The Role of Migration in Conflict: Q&A with Kelly Greenhill

Libya’s former dictator Muammar Gaddafi was unpalatable to the West, but since his removal, Libyans fleeing the resulting chaos and unrest have reached alarming proportions. “Sometimes the best of intentions can lead to greater chaos, destabilization, and dispossession of people,” said Kelly Greenhill, associate professor and research fellow at Tufts and Harvard Universities. In this interview, Ms. Greenhill also discusses her book Weapons of Mass Migration, where she looks at how weak actors have used migrants and refugees as pawns in conflicts.

This interview was conducted by Nadia Mughal of the Independent Commission on Multilateralism as part of a series of interviews done on the margins of ICM’s sixth retreat, on forced displacement, refugees, and migration, held on July 10-11.

Listen to the interview:

Your book, Weapons of Mass Migration, examines the idea of how nations and non-state actors use forced migration as a non-military instrument of coercion. Can you talk a little more about it?

If traditional military coercion involves the use of threats or the use of force in order to extract changes in behavior, engineered migration by extension entails the threatened or the actual mass movement of people in order to extract political, military, and/or economic concessions from target states.

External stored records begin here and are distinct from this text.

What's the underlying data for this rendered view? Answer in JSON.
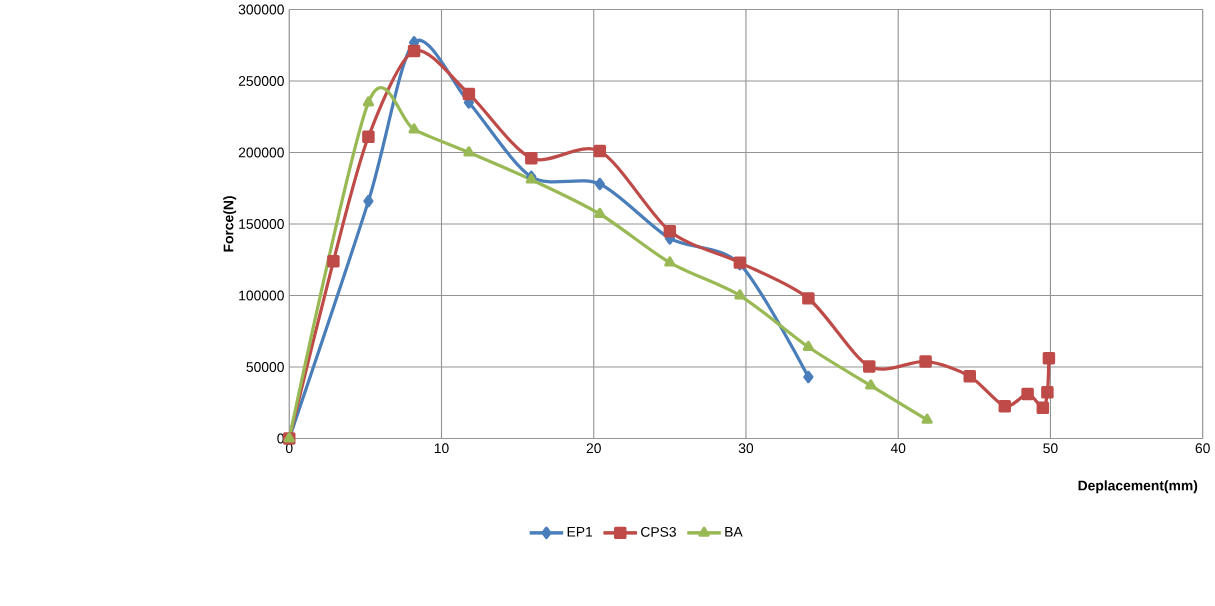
{
  "chart_data": {
    "type": "line",
    "xlabel": "Deplacement(mm)",
    "ylabel": "Force(N)",
    "xlim": [
      0,
      60
    ],
    "xticks": [
      0,
      10,
      20,
      30,
      40,
      50,
      60
    ],
    "ylim": [
      0,
      300000
    ],
    "yticks": [
      0,
      50000,
      100000,
      150000,
      200000,
      250000,
      300000
    ],
    "grid": true,
    "legend": "bottom",
    "line_style": "solid",
    "series": [
      {
        "name": "EP1",
        "color": "#4a7ebb",
        "marker": "diamond",
        "x": [
          0,
          5.2,
          8.2,
          11.8,
          15.9,
          20.4,
          25,
          29.6,
          34.1
        ],
        "values": [
          0,
          166000,
          277000,
          235000,
          183000,
          178000,
          140000,
          122000,
          43000
        ]
      },
      {
        "name": "CPS3",
        "color": "#be4b48",
        "marker": "square",
        "x": [
          0,
          2.9,
          5.2,
          8.2,
          11.8,
          15.9,
          20.4,
          25,
          29.6,
          34.1,
          38.1,
          41.8,
          44.7,
          47.0,
          48.5,
          49.5,
          49.8,
          49.9
        ],
        "values": [
          0,
          124000,
          211000,
          271000,
          241000,
          196000,
          201000,
          145000,
          123000,
          98000,
          50400,
          53900,
          43500,
          22600,
          31200,
          21500,
          32300,
          56200
        ]
      },
      {
        "name": "BA",
        "color": "#98b954",
        "marker": "triangle",
        "x": [
          0,
          5.2,
          8.2,
          11.8,
          15.9,
          20.4,
          25,
          29.6,
          34.1,
          38.2,
          41.9
        ],
        "values": [
          0,
          235000,
          216000,
          200000,
          181000,
          157000,
          123000,
          100000,
          64000,
          37000,
          13000
        ]
      }
    ]
  }
}
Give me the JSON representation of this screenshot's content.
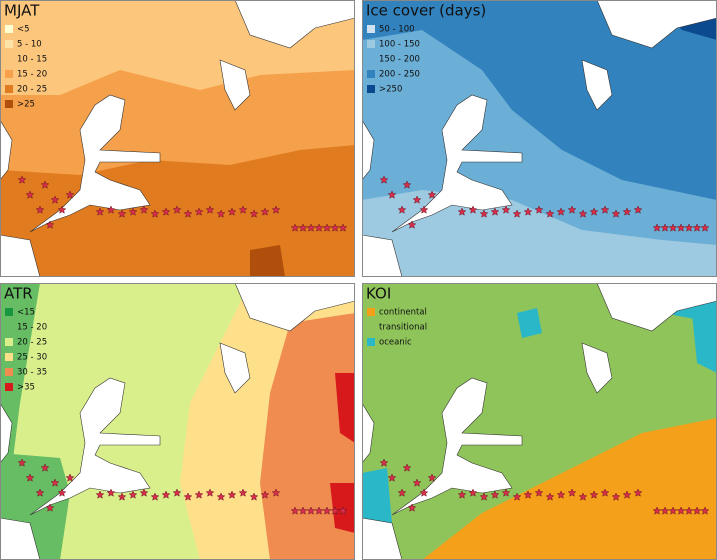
{
  "panels": [
    {
      "title": "MJAT",
      "legend": [
        {
          "label": "<5",
          "color": "#ffffd4"
        },
        {
          "label": "5 - 10",
          "color": "#fee3a8"
        },
        {
          "label": "10 - 15",
          "color": "#fcc67c"
        },
        {
          "label": "15 - 20",
          "color": "#f5a04a"
        },
        {
          "label": "20 - 25",
          "color": "#e07b20"
        },
        {
          "label": ">25",
          "color": "#b04e0c"
        }
      ]
    },
    {
      "title": "Ice cover (days)",
      "legend": [
        {
          "label": "50 - 100",
          "color": "#d0e1f2"
        },
        {
          "label": "100 - 150",
          "color": "#9ecae1"
        },
        {
          "label": "150 - 200",
          "color": "#6baed6"
        },
        {
          "label": "200 - 250",
          "color": "#3182bd"
        },
        {
          "label": ">250",
          "color": "#0b4a8f"
        }
      ]
    },
    {
      "title": "ATR",
      "legend": [
        {
          "label": "<15",
          "color": "#1a9641"
        },
        {
          "label": "15 - 20",
          "color": "#66bd63"
        },
        {
          "label": "20 - 25",
          "color": "#d9ef8b"
        },
        {
          "label": "25 - 30",
          "color": "#fee08b"
        },
        {
          "label": "30 - 35",
          "color": "#f08c4f"
        },
        {
          "label": ">35",
          "color": "#d7191c"
        }
      ]
    },
    {
      "title": "KOI",
      "legend": [
        {
          "label": "continental",
          "color": "#f5a01a"
        },
        {
          "label": "transitional",
          "color": "#8fc45a"
        },
        {
          "label": "oceanic",
          "color": "#2ab7c8"
        }
      ]
    }
  ]
}
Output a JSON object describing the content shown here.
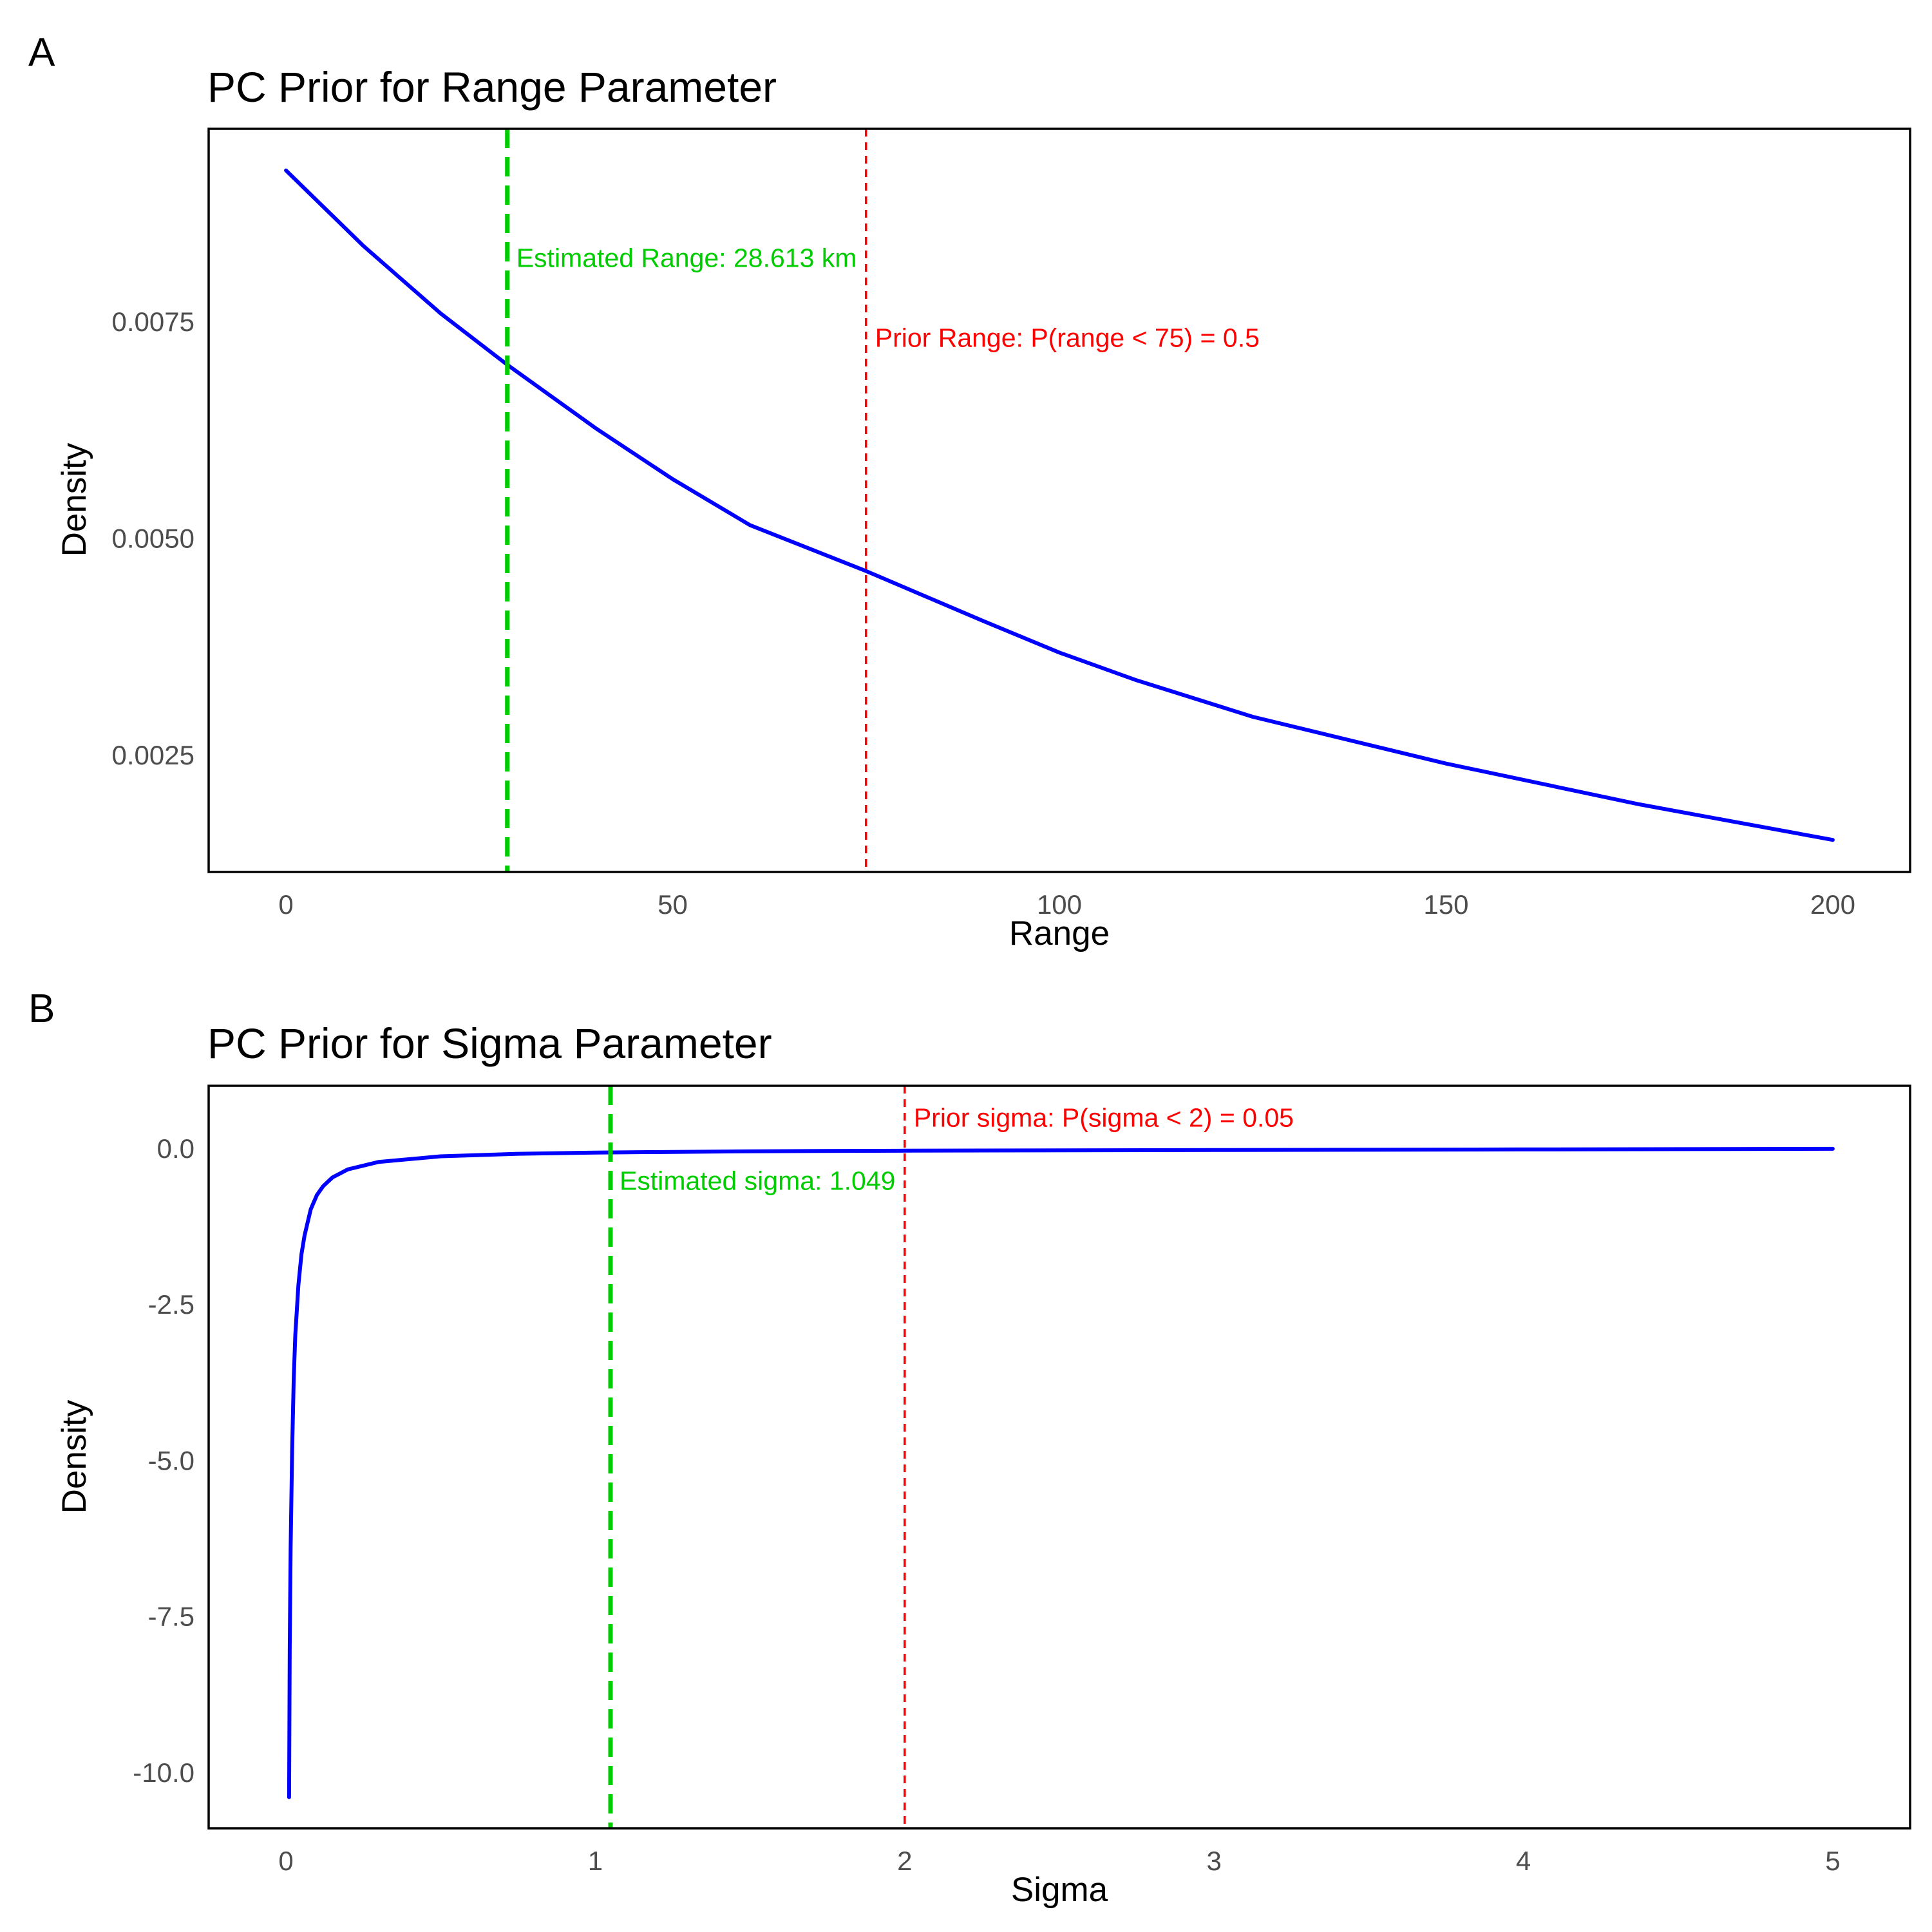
{
  "colors": {
    "curve": "#0000ff",
    "estimate": "#00cd00",
    "prior": "#ff0000",
    "frame": "#000000",
    "tick_text": "#4d4d4d"
  },
  "chart_data": [
    {
      "type": "line",
      "panel_label": "A",
      "title": "PC Prior for Range Parameter",
      "xlabel": "Range",
      "ylabel": "Density",
      "xlim": [
        -10,
        210
      ],
      "ylim": [
        0.00115,
        0.00972
      ],
      "grid": false,
      "legend": "none",
      "x_ticks": [
        0,
        50,
        100,
        150,
        200
      ],
      "x_tick_labels": [
        "0",
        "50",
        "100",
        "150",
        "200"
      ],
      "y_ticks": [
        0.0025,
        0.005,
        0.0075
      ],
      "y_tick_labels": [
        "0.0025",
        "0.0050",
        "0.0075"
      ],
      "series": [
        {
          "x": [
            0,
            10,
            20,
            28.6,
            40,
            50,
            60,
            75,
            90,
            100,
            110,
            125,
            150,
            175,
            200
          ],
          "y": [
            0.00924,
            0.00837,
            0.00759,
            0.007,
            0.00627,
            0.00568,
            0.00515,
            0.00462,
            0.00405,
            0.00368,
            0.00336,
            0.00294,
            0.0024,
            0.00193,
            0.00152
          ]
        }
      ],
      "vlines": [
        {
          "x": 28.613,
          "style": "estimate",
          "label": "Estimated Range: 28.613 km",
          "label_y": 0.00823
        },
        {
          "x": 75,
          "style": "prior",
          "label": "Prior Range: P(range < 75) = 0.5",
          "label_y": 0.00731
        }
      ]
    },
    {
      "type": "line",
      "panel_label": "B",
      "title": "PC Prior for Sigma Parameter",
      "xlabel": "Sigma",
      "ylabel": "Density",
      "xlim": [
        -0.25,
        5.25
      ],
      "ylim": [
        -10.9,
        1.0
      ],
      "grid": false,
      "legend": "none",
      "x_ticks": [
        0,
        1,
        2,
        3,
        4,
        5
      ],
      "x_tick_labels": [
        "0",
        "1",
        "2",
        "3",
        "4",
        "5"
      ],
      "y_ticks": [
        -10,
        -7.5,
        -5,
        -2.5,
        0
      ],
      "y_tick_labels": [
        "-10.0",
        "-7.5",
        "-5.0",
        "-2.5",
        "0.0"
      ],
      "series": [
        {
          "x": [
            0.01,
            0.012,
            0.015,
            0.02,
            0.025,
            0.03,
            0.04,
            0.05,
            0.06,
            0.08,
            0.1,
            0.12,
            0.15,
            0.2,
            0.3,
            0.5,
            0.75,
            1.0,
            1.5,
            2.0,
            3.0,
            4.0,
            5.0
          ],
          "y": [
            -10.4,
            -8.0,
            -6.4,
            -4.8,
            -3.7,
            -3.0,
            -2.2,
            -1.7,
            -1.4,
            -0.98,
            -0.75,
            -0.61,
            -0.47,
            -0.34,
            -0.22,
            -0.13,
            -0.09,
            -0.07,
            -0.05,
            -0.04,
            -0.03,
            -0.02,
            -0.01
          ]
        }
      ],
      "vlines": [
        {
          "x": 1.049,
          "style": "estimate",
          "label": "Estimated sigma: 1.049",
          "label_y": -0.52
        },
        {
          "x": 2,
          "style": "prior",
          "label": "Prior sigma: P(sigma < 2) = 0.05",
          "label_y": 0.49
        }
      ]
    }
  ]
}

Quite often this a tool that’s used by actors that are, relatively speaking, weaker than their targets and the threat to use demographic bombs or use people as weapons can help, unfortunately, level the playing field and give weak actors a sense of leverage to pressure target states in a way that allows them to punch above their weight from a strict capabilities standpoint. Unfortunately, this means that some of the world’s most vulnerable populations end up being pawns in this game between states and their targets.

In the discussion earlier, you said that chaos and unrest, in part, driven by the removal of bad actors, such as dictators, plays a part in the migrant crisis. Can you expand on that?

There are situations where actors who we might find politically unpalatable nevertheless are able to keep areas stable, and when such actors are removed from power, it can create power struggles among those who are left; it can remove the security apparatuses, permit generalized and specific chaos and conflict to erupt.

In the case of the removal of Gaddafi in Libya, despite his many unpalatable characteristics, Gaddafi did play a significant role in regulating migration flows across the Mediterranean, and once he was removed from power, another source of control over the flows across the Mediterranean also disappeared. In addition, there were weapon transfers from Libya to other parts of North Africa, including most recently to Boko Haram in Nigeria. We also know that some of the fighters who fought in the Libyan War then went elsewhere in the region, including the Tuareg fighters who ended up being principal drivers behind the rebellion in Mali. Sometimes the best of intentions can lead to greater chaos, destabilization, and dispossession of people.

You mentioned that states that have ratified the 1951 Refugee Convention do not necessarily open their doors to refugees. How do we address these contradictions?

It’s difficult because states ultimately can claim security and sovereignty-related reasons for failing to treat folks as refugees. They can also simply claim that one or another group is not a refugee, or a group of refugees, but rather simply migrants—thus absolving themselves of having to bear any responsibility for treating people as refugees.

One thing that states, non-state actors, NGOs, and international organizations can do is to point out the disconnect between signatories’ behavior and signatories’ commitments and what they actually do. I actually talk about this in Weapons of Mass Migration—I refer to this phenomenon as the “imposition of hypocrisy cost,” demonstrating the disparity between a stated commitments and actual behavior. While hypocrisy costs on their own are rarely sufficient to change the state’s behavior, they can be an effective force multiplier that can help, on the positive side, to encourage states to do the right thing. On the negative side, because coercers know that international organizations will sometimes impose hypocrisy costs, it can also increase the probability that coercion will succeed because would-be coercers can create migration crises that they know will put target states between a rock and a hard place.

Ultimately it’s impossible to both reject a particular group and accept a particular group, and many within target states are divided as to whether or not, or not sure how they feel about any given group of refugees or migrants. Politicians often find themselves in a situation where it’s easier to give into the coercers demands to make the problem go away, than trying to somehow find a way to both accept and reject a group, which is fundamentally impossible.

The existence of hypocrisy costs can be helpful from a humanitarian standpoint, but they can also help coercers engage in successful coercion. This is a problem that’s far more common than is generally recognized. There’s been approximately one case of attempted coercion, on average, since the signing of the 1951 Refugee Convention, which is pretty significant, and when the tool is used, it tends to be at least partially successful about three-quarters of the time. It might still be a pretty ineffective tool of coercion in that it may only be used by actors who are pretty sure that they’ve got a vulnerable target in their sites, but when it is used, it tends to be relatively successful, tragically for the victims.